Bill’s comments reflected a theme that has been voiced repeatedly by President Obama: We need more scientists tackling challenges and running experiments that expand the reach of human understanding. As he said at the Science Fair: “When you work and study and excel at what you’re doing in math and science, when you compete in something like this, you’re not just trying to win a prize today. You’re getting America in shape to win the future. You’re making sure we have the best, smartest, most skilled workers in the world, so that the jobs and industries of tomorrow take root right here.”
Of course, today’s young scientists and engineers are building on the foundation laid by others before them. Do you know of an American scientist, engineer, or inventor who has helped lay that foundation—who made a major mark on the Nation and perhaps the world? Consider nominating them for National Medal of Science or National Medal of Technology and Innovation before March 31. These awards are the highest honors the President bestows in science, technology, and innovation.
Established in 1959, the National Medal of Science is awarded to individuals deserving of special recognition by reason of their outstanding cumulative contributions to knowledge in the chemical, physical, biological, mathematical, engineering, or behavioral or social sciences, in combination with exemplary service to the Nation. To submit a nomination which consists of a nomination form and three letters of support, visit National Science Foundation’s website at https://www.fastlane.nsf.gov/honawards. For additional information, visit http://www.nsf.gov/od/nms/medal.jsp.

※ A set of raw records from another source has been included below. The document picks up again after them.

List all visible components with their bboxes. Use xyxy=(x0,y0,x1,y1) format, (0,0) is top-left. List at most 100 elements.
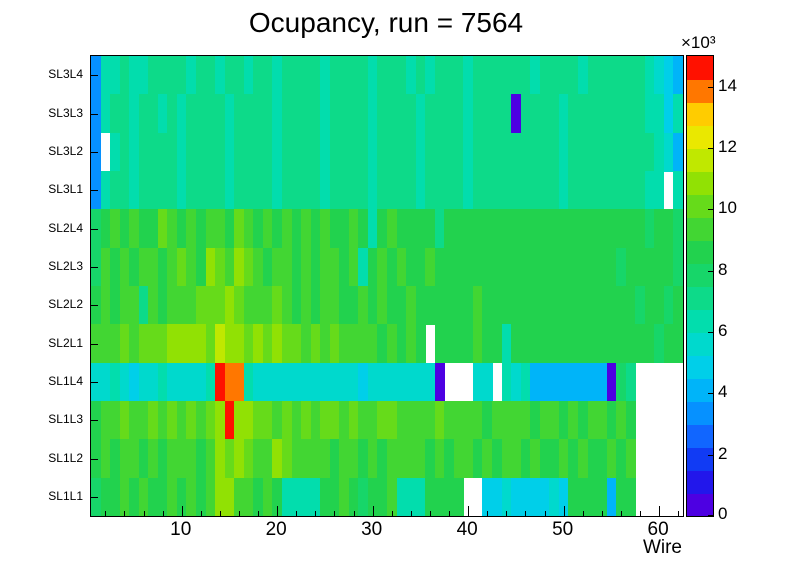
heatmap-cell xyxy=(606,247,617,287)
heatmap-cell xyxy=(520,247,531,287)
heatmap-cell xyxy=(453,56,464,95)
heatmap-cell xyxy=(492,439,503,479)
heatmap-cell xyxy=(358,286,369,325)
heatmap-cell xyxy=(616,286,627,325)
heatmap-cell xyxy=(530,401,541,440)
heatmap-cell xyxy=(539,401,550,440)
colorbar-tick-label: 2 xyxy=(718,443,728,463)
heatmap-cell xyxy=(358,477,369,516)
heatmap-cell xyxy=(511,94,522,134)
heatmap-cell xyxy=(425,401,436,440)
heatmap-cell xyxy=(176,171,188,210)
heatmap-cell xyxy=(520,477,531,516)
heatmap-cell xyxy=(492,94,503,134)
heatmap-cell xyxy=(310,439,321,479)
heatmap-cell xyxy=(272,132,283,172)
heatmap-cell xyxy=(530,56,541,95)
heatmap-cell xyxy=(406,324,417,364)
heatmap-cell xyxy=(262,286,273,325)
heatmap-cell xyxy=(415,324,426,364)
heatmap-cell xyxy=(635,171,646,210)
heatmap-cell xyxy=(377,362,388,402)
heatmap-cell xyxy=(339,362,350,402)
heatmap-cell xyxy=(415,171,426,210)
heatmap-cell xyxy=(100,56,111,95)
heatmap-cell xyxy=(539,132,550,172)
heatmap-cell xyxy=(396,56,407,95)
heatmap-cell xyxy=(339,56,350,95)
heatmap-cell xyxy=(310,477,321,516)
heatmap-cell xyxy=(272,94,283,134)
heatmap-cell xyxy=(348,209,359,249)
heatmap-cell xyxy=(577,362,589,402)
heatmap-cell xyxy=(520,171,531,210)
heatmap-cell xyxy=(635,132,646,172)
heatmap-cell xyxy=(539,56,550,95)
heatmap-cell xyxy=(272,286,283,325)
heatmap-cell xyxy=(472,132,484,172)
heatmap-cell xyxy=(205,94,216,134)
heatmap-cell xyxy=(444,324,455,364)
heatmap-cell xyxy=(501,362,512,402)
heatmap-cell xyxy=(558,286,569,325)
heatmap-cell xyxy=(396,286,407,325)
heatmap-cell xyxy=(320,247,331,287)
heatmap-cell xyxy=(243,132,254,172)
heatmap-cell xyxy=(577,94,589,134)
heatmap-cell xyxy=(406,286,417,325)
heatmap-cell xyxy=(348,247,359,287)
colorbar-band xyxy=(687,470,713,494)
heatmap-cell xyxy=(148,132,159,172)
heatmap-cell xyxy=(549,439,560,479)
colorbar-tick-label: 12 xyxy=(718,137,737,156)
heatmap-cell xyxy=(157,247,168,287)
heatmap-cell xyxy=(320,171,331,210)
heatmap-cell xyxy=(129,286,140,325)
heatmap-cell xyxy=(358,439,369,479)
heatmap-cell xyxy=(119,401,130,440)
heatmap-cell xyxy=(511,209,522,249)
heatmap-cell xyxy=(176,324,188,364)
heatmap-cell xyxy=(434,324,445,364)
colorbar-band xyxy=(687,401,713,425)
heatmap-cell xyxy=(138,439,149,479)
heatmap-cell xyxy=(415,94,426,134)
heatmap-cell xyxy=(606,56,617,95)
y-axis-labels: SL3L4 SL3L3 SL3L2 SL3L1 SL2L4 SL2L3 SL2L2 SL2L1… xyxy=(0,55,86,515)
heatmap-cell xyxy=(339,477,350,516)
heatmap-cell xyxy=(396,362,407,402)
heatmap-cell xyxy=(644,286,655,325)
heatmap-cell xyxy=(253,401,264,440)
heatmap-cell xyxy=(625,477,636,516)
heatmap-cell xyxy=(138,324,149,364)
heatmap-cell xyxy=(281,477,293,516)
heatmap-cell xyxy=(597,56,608,95)
heatmap-cell xyxy=(196,132,207,172)
heatmap-cell xyxy=(243,401,254,440)
colorbar-tick xyxy=(708,515,713,516)
heatmap-cell xyxy=(176,209,188,249)
heatmap-cell xyxy=(492,247,503,287)
heatmap-cell xyxy=(110,401,121,440)
heatmap-cell xyxy=(281,56,293,95)
heatmap-cell xyxy=(281,324,293,364)
heatmap-cell xyxy=(272,56,283,95)
heatmap-cell xyxy=(444,477,455,516)
heatmap-cell xyxy=(262,132,273,172)
heatmap-cell xyxy=(367,132,379,172)
heatmap-cell xyxy=(635,324,646,364)
heatmap-cell xyxy=(224,439,235,479)
heatmap-cell xyxy=(329,286,340,325)
heatmap-cell xyxy=(482,324,493,364)
heatmap-cell xyxy=(654,209,665,249)
heatmap-cell xyxy=(396,209,407,249)
heatmap-cell xyxy=(310,171,321,210)
heatmap-cell xyxy=(262,247,273,287)
heatmap-cell xyxy=(406,132,417,172)
heatmap-cell xyxy=(100,477,111,516)
heatmap-cell xyxy=(444,171,455,210)
heatmap-cell xyxy=(482,439,493,479)
heatmap-cell xyxy=(425,477,436,516)
heatmap-cell xyxy=(635,94,646,134)
heatmap-cell xyxy=(434,171,445,210)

First awarded in 1985, the National Medal of Technology and Innovation is awarded to individuals, teams, companies, or divisions for their outstanding contributions to the Nation’s economic, environmental, and social well-being through the development and commercialization of technology products, processes, and concepts; technological innovation; and development of the Nation’s technological workforce. To submit a nomination which consists of a nomination form and six letters of support, email the U.S. Patent and Trademark Office at firstname.lastname@example.org. For additional information, visit http://www.uspto.gov/about/nmti/guidelines.jsp.
The National Medal of Science and the National Medal of Technology and Innovation are one of the ways the White House recognizes scientist, engineers, and inventors for their contributions to the Nation. Help us identify great scientists, engineers, and inventors of today who serve as inspiration for our brilliant minds of tomorrow.